Человек на экране прошел в просторный каменный угол собора, по стенам которого метались тени от двух толстых свечей. Видеокамера снова пошатнулась и поднялась немного вверх: агент, видимо, встал на что-то, чтобы оказаться выше. Картинка неожиданно стала более четкой, фигуры увеличились с помощью зума, прорвавшегося сквозь толпу туристов. Седоволосый объект подошел к другому мужчине, священнику в соответствующем одеянии, лысеющему, худому, темной комплекции.
– Это он! – вскричал Борн – Это Карлос!
Потом на экране появился третий человек, присоединившийся к первым двум.
– Боже! – воскликнул на этот раз Конклин, вытаращив глаза. – Остановите! – Комиссар КГБ тут же выполнил просьбу с помощью пульта; картинка замерла, слегка дрожа. – Третий! Ты узнаешь его, Дэвид?
– Я знаю его, но не узнаю, – тихо ответил Борн. В его голове вспыхивали образы из далекого прошлого. Там были взрывы, белые ослепительные огни и размытые фигуры, бегущие сквозь джунгли… и потом человек, восточный человек, которого пули из автомата пригвоздили к стволу большого дерева. Внутренний экран его затуманился, и потом из тумана выступили бараки, комната, солдаты вокруг стола, деревянный стул справа, на нем сидит волнующийся, нервный мужчина. Джейсон вдруг узнал этого человека – это был он сам! Моложе, значительно моложе. И там была еще одна фигура, в военной форме, которая мерила шагами пространство перед стулом, как заключенное в клетку животное, яростно ругая человека, известного тогда как Дельта Один… Борн тяжело дышал, его глаза застыли на телеэкране. Он понял, что перед ним была постаревшая версия той сердитой шагающей фигуры из его воспоминаний.
– Зал суда в базовом лагере на севере Сайгона, – прошептал он.
– Это Огилви, – сказал Конклин отдаленным, приглушенным голосом. – Брюс Огилви… Боже, они все-таки соединились. «Медуза» вышла на Шакала!
Глава 36
– Это был суд, да, Алекс? – спросил Борн в замешательстве, слова его звучали неуверенно. – Военный суд.

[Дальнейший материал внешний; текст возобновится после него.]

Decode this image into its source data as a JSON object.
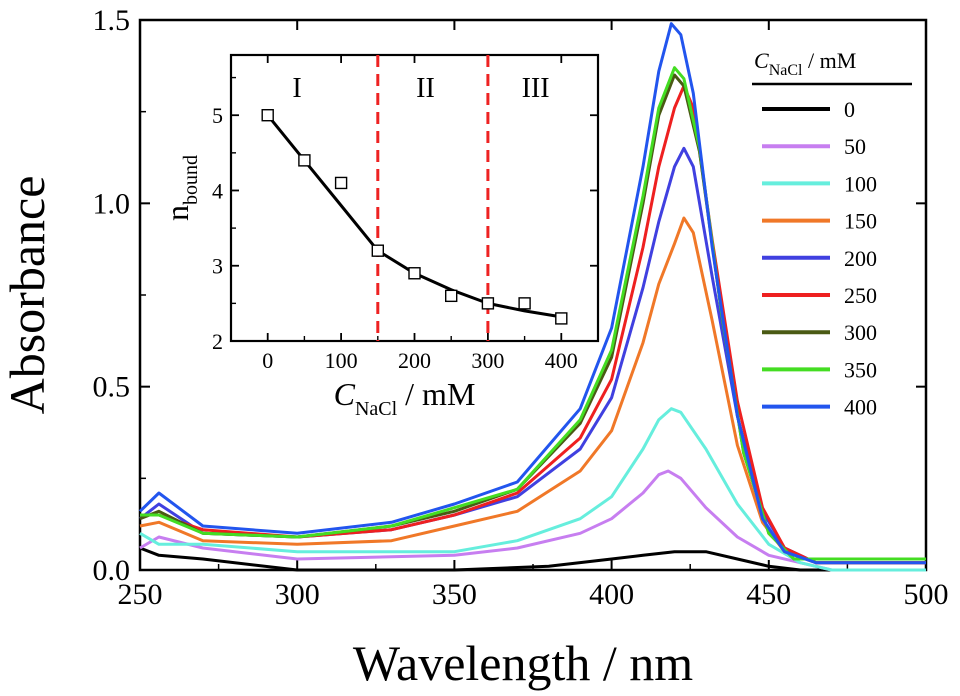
{
  "chart_data": [
    {
      "type": "line",
      "id": "main",
      "xlabel": "Wavelength / nm",
      "ylabel": "Absorbance",
      "xlim": [
        250,
        500
      ],
      "ylim": [
        0,
        1.5
      ],
      "xticks": [
        250,
        300,
        350,
        400,
        450,
        500
      ],
      "yticks": [
        0.0,
        0.5,
        1.0,
        1.5
      ],
      "xtick_labels": [
        "250",
        "300",
        "350",
        "400",
        "450",
        "500"
      ],
      "ytick_labels": [
        "0.0",
        "0.5",
        "1.0",
        "1.5"
      ],
      "grid": false,
      "legend": {
        "title_var": "C",
        "title_sub": "NaCl",
        "title_unit": " / mM",
        "placement": "top-right"
      },
      "series": [
        {
          "name": "0",
          "color": "#000000",
          "values": [
            [
              250,
              0.06
            ],
            [
              256,
              0.04
            ],
            [
              270,
              0.03
            ],
            [
              300,
              0.0
            ],
            [
              350,
              0.0
            ],
            [
              380,
              0.01
            ],
            [
              400,
              0.03
            ],
            [
              410,
              0.04
            ],
            [
              420,
              0.05
            ],
            [
              430,
              0.05
            ],
            [
              440,
              0.03
            ],
            [
              450,
              0.01
            ],
            [
              460,
              0.0
            ],
            [
              500,
              0.0
            ]
          ]
        },
        {
          "name": "50",
          "color": "#c77ef0",
          "values": [
            [
              250,
              0.06
            ],
            [
              256,
              0.09
            ],
            [
              270,
              0.06
            ],
            [
              300,
              0.03
            ],
            [
              350,
              0.04
            ],
            [
              370,
              0.06
            ],
            [
              390,
              0.1
            ],
            [
              400,
              0.14
            ],
            [
              410,
              0.21
            ],
            [
              415,
              0.26
            ],
            [
              418,
              0.27
            ],
            [
              422,
              0.25
            ],
            [
              430,
              0.17
            ],
            [
              440,
              0.09
            ],
            [
              450,
              0.04
            ],
            [
              460,
              0.02
            ],
            [
              470,
              0.0
            ],
            [
              500,
              0.0
            ]
          ]
        },
        {
          "name": "100",
          "color": "#66eedd",
          "values": [
            [
              250,
              0.1
            ],
            [
              256,
              0.07
            ],
            [
              270,
              0.07
            ],
            [
              300,
              0.05
            ],
            [
              350,
              0.05
            ],
            [
              370,
              0.08
            ],
            [
              390,
              0.14
            ],
            [
              400,
              0.2
            ],
            [
              410,
              0.33
            ],
            [
              415,
              0.41
            ],
            [
              419,
              0.44
            ],
            [
              422,
              0.43
            ],
            [
              430,
              0.33
            ],
            [
              440,
              0.18
            ],
            [
              450,
              0.07
            ],
            [
              460,
              0.02
            ],
            [
              470,
              0.0
            ],
            [
              500,
              0.0
            ]
          ]
        },
        {
          "name": "150",
          "color": "#f07828",
          "values": [
            [
              250,
              0.12
            ],
            [
              256,
              0.13
            ],
            [
              270,
              0.08
            ],
            [
              300,
              0.07
            ],
            [
              330,
              0.08
            ],
            [
              350,
              0.12
            ],
            [
              370,
              0.16
            ],
            [
              390,
              0.27
            ],
            [
              400,
              0.38
            ],
            [
              410,
              0.62
            ],
            [
              415,
              0.78
            ],
            [
              420,
              0.89
            ],
            [
              423,
              0.96
            ],
            [
              426,
              0.92
            ],
            [
              432,
              0.68
            ],
            [
              440,
              0.34
            ],
            [
              448,
              0.13
            ],
            [
              455,
              0.05
            ],
            [
              465,
              0.02
            ],
            [
              500,
              0.02
            ]
          ]
        },
        {
          "name": "200",
          "color": "#4040e0",
          "values": [
            [
              250,
              0.14
            ],
            [
              256,
              0.18
            ],
            [
              270,
              0.1
            ],
            [
              300,
              0.09
            ],
            [
              330,
              0.11
            ],
            [
              350,
              0.15
            ],
            [
              370,
              0.2
            ],
            [
              390,
              0.33
            ],
            [
              400,
              0.47
            ],
            [
              410,
              0.77
            ],
            [
              415,
              0.95
            ],
            [
              420,
              1.1
            ],
            [
              423,
              1.15
            ],
            [
              426,
              1.1
            ],
            [
              432,
              0.8
            ],
            [
              440,
              0.42
            ],
            [
              448,
              0.16
            ],
            [
              455,
              0.06
            ],
            [
              465,
              0.02
            ],
            [
              500,
              0.02
            ]
          ]
        },
        {
          "name": "250",
          "color": "#ee2020",
          "values": [
            [
              250,
              0.15
            ],
            [
              256,
              0.15
            ],
            [
              270,
              0.11
            ],
            [
              300,
              0.09
            ],
            [
              330,
              0.11
            ],
            [
              350,
              0.15
            ],
            [
              370,
              0.21
            ],
            [
              390,
              0.36
            ],
            [
              400,
              0.52
            ],
            [
              410,
              0.88
            ],
            [
              415,
              1.1
            ],
            [
              420,
              1.26
            ],
            [
              423,
              1.32
            ],
            [
              426,
              1.26
            ],
            [
              432,
              0.9
            ],
            [
              440,
              0.46
            ],
            [
              448,
              0.17
            ],
            [
              455,
              0.06
            ],
            [
              465,
              0.02
            ],
            [
              500,
              0.02
            ]
          ]
        },
        {
          "name": "300",
          "color": "#4a5a14",
          "values": [
            [
              250,
              0.14
            ],
            [
              256,
              0.16
            ],
            [
              270,
              0.1
            ],
            [
              300,
              0.09
            ],
            [
              330,
              0.12
            ],
            [
              350,
              0.16
            ],
            [
              370,
              0.22
            ],
            [
              390,
              0.4
            ],
            [
              400,
              0.58
            ],
            [
              410,
              1.0
            ],
            [
              415,
              1.24
            ],
            [
              420,
              1.35
            ],
            [
              423,
              1.32
            ],
            [
              428,
              1.14
            ],
            [
              435,
              0.7
            ],
            [
              442,
              0.32
            ],
            [
              450,
              0.1
            ],
            [
              458,
              0.03
            ],
            [
              500,
              0.03
            ]
          ]
        },
        {
          "name": "350",
          "color": "#44dd22",
          "values": [
            [
              250,
              0.15
            ],
            [
              256,
              0.15
            ],
            [
              270,
              0.1
            ],
            [
              300,
              0.09
            ],
            [
              330,
              0.12
            ],
            [
              350,
              0.17
            ],
            [
              370,
              0.22
            ],
            [
              390,
              0.41
            ],
            [
              400,
              0.6
            ],
            [
              410,
              1.02
            ],
            [
              415,
              1.26
            ],
            [
              420,
              1.37
            ],
            [
              423,
              1.34
            ],
            [
              428,
              1.15
            ],
            [
              435,
              0.7
            ],
            [
              442,
              0.32
            ],
            [
              450,
              0.1
            ],
            [
              458,
              0.03
            ],
            [
              500,
              0.03
            ]
          ]
        },
        {
          "name": "400",
          "color": "#2255ee",
          "values": [
            [
              250,
              0.16
            ],
            [
              256,
              0.21
            ],
            [
              270,
              0.12
            ],
            [
              300,
              0.1
            ],
            [
              330,
              0.13
            ],
            [
              350,
              0.18
            ],
            [
              370,
              0.24
            ],
            [
              390,
              0.44
            ],
            [
              400,
              0.66
            ],
            [
              410,
              1.1
            ],
            [
              415,
              1.36
            ],
            [
              419,
              1.49
            ],
            [
              422,
              1.46
            ],
            [
              426,
              1.3
            ],
            [
              432,
              0.88
            ],
            [
              440,
              0.42
            ],
            [
              448,
              0.14
            ],
            [
              455,
              0.05
            ],
            [
              465,
              0.02
            ],
            [
              500,
              0.02
            ]
          ]
        }
      ]
    },
    {
      "type": "scatter",
      "id": "inset",
      "xlabel_var": "C",
      "xlabel_sub": "NaCl",
      "xlabel_unit": " / mM",
      "ylabel_var": "n",
      "ylabel_sub": "bound",
      "xlim": [
        -50,
        450
      ],
      "ylim": [
        2,
        5.8
      ],
      "xticks": [
        0,
        100,
        200,
        300,
        400
      ],
      "yticks": [
        2,
        3,
        4,
        5
      ],
      "xtick_labels": [
        "0",
        "100",
        "200",
        "300",
        "400"
      ],
      "ytick_labels": [
        "2",
        "3",
        "4",
        "5"
      ],
      "points": [
        [
          0,
          5.0
        ],
        [
          50,
          4.4
        ],
        [
          100,
          4.1
        ],
        [
          150,
          3.2
        ],
        [
          200,
          2.9
        ],
        [
          250,
          2.6
        ],
        [
          300,
          2.5
        ],
        [
          350,
          2.5
        ],
        [
          400,
          2.3
        ]
      ],
      "fit_line": [
        [
          0,
          5.0
        ],
        [
          50,
          4.4
        ],
        [
          100,
          3.8
        ],
        [
          150,
          3.2
        ],
        [
          200,
          2.9
        ],
        [
          250,
          2.68
        ],
        [
          300,
          2.5
        ],
        [
          350,
          2.4
        ],
        [
          400,
          2.32
        ]
      ],
      "dividers": [
        150,
        300
      ],
      "divider_color": "#ee2222",
      "regions": [
        {
          "label": "I",
          "x": 40
        },
        {
          "label": "II",
          "x": 215
        },
        {
          "label": "III",
          "x": 365
        }
      ]
    }
  ]
}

– Да, – подтвердил Конклин. – Но судили не тебя, обвиняемым был не ты.
– Не я?
– Нет. Ты выступал обвинителем – что было весьма не характерно для членов вашей группы, собранной из пришедших со скамьи подсудимых. Кое-кто из армейских людей пытался тебя остановить, но у них не получилось… Мы обсудим это более подробно в другое время.
– Я хочу обсудить это сейчас, – твердо заявил Джейсон. – Этот человек на наших глазах встретился с Шакалом. И я хочу знать, кто он и что делает в Москве – с Шакалом.
– Позже…
– Сейчас. Твой друг Крупкин помогает нам, что означает, что он помогает Мари и мне, и я благодарен ему за его помощь. Полковник тоже на нашей стороне, иначе мы бы не увидели эту пленку. Я хочу знать, что произошло между мной и этим человеком, и пошли к черту все меры безопасности Лэнгли. Чем больше я о нем знаю – сейчас, – тем лучше знаю, что от него ожидать, к чему быть готовым. – Борн резко повернулся к русским. – Чтобы вы поняли, есть период моей жизни, который я плохо помню, и это все, что вам нужно знать. Давай, Алекс.
– А мне бывает трудно вспомнить прошлую ночь, – сказал полковник.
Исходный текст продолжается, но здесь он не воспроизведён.